Here’s the practical side:

  • Lower-income investors get a break. If your total income, including gains from stocks, stays below ₦800,000 per year, you pay no tax. That’s a real incentive for first-time investors or those with modest portfolios.
  • Timing is everything. For higher earners, deciding when to sell shares matters more than ever. Spreading sales across tax years or using collective investment vehicles can help manage taxes.
  • Institutions face higher rates. Corporate and large investors now pay up to 30% on capital gains, encouraging longer-term holding and more strategic portfolio planning.
  • Broader scope of taxable assets. Stocks, crypto, and even certain foreign investments are now clearly taxed, removing uncertainty but requiring careful record-keeping.
  • Collective schemes shine. ETFs, mutual funds, and pooled investment vehicles let investors defer or optimise taxes, making it easier for smaller investors to access the market without worrying about each taxable event.

Conclusion

The Nigeria’s new 2025 Tax Reform Bill represents a major restructuring of Nigeria’s tax system. It modernizes the country’s tax system by expanding personal income tax to include informal sector workers and revising tax brackets and deductions to reduce the burden on lower- and middle-income earners.

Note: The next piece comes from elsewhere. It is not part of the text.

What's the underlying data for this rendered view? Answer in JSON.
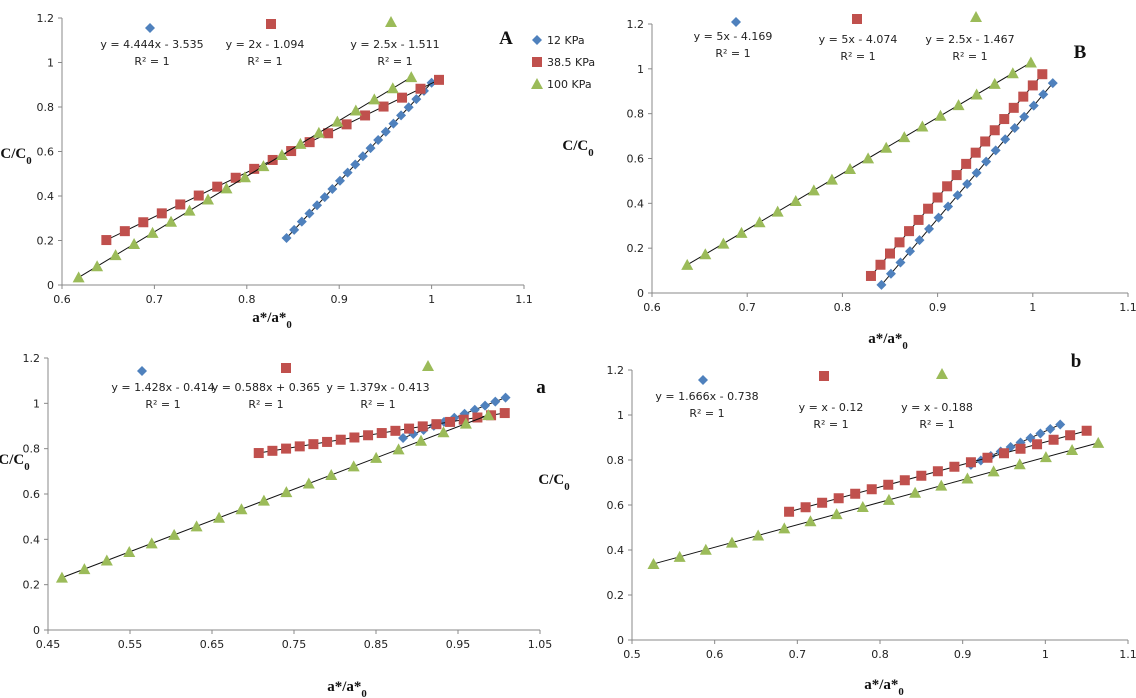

This will help in adjusting business and VAT rules to support small companies and essential goods and linking NIN, BVN, and TIN to improve tax administration, while also presenting potential challenges such as double taxation for informal workers and registration barriers for small businesses.

Also, the new system makes stock investing more strategic and deliberate. Small investors can build portfolios with more confidence, while higher-income and institutional players need to plan carefully to maximise returns and minimise tax. Every buy, every sell, every dividend now has a tax dimension, which means thoughtful investing is more important than ever.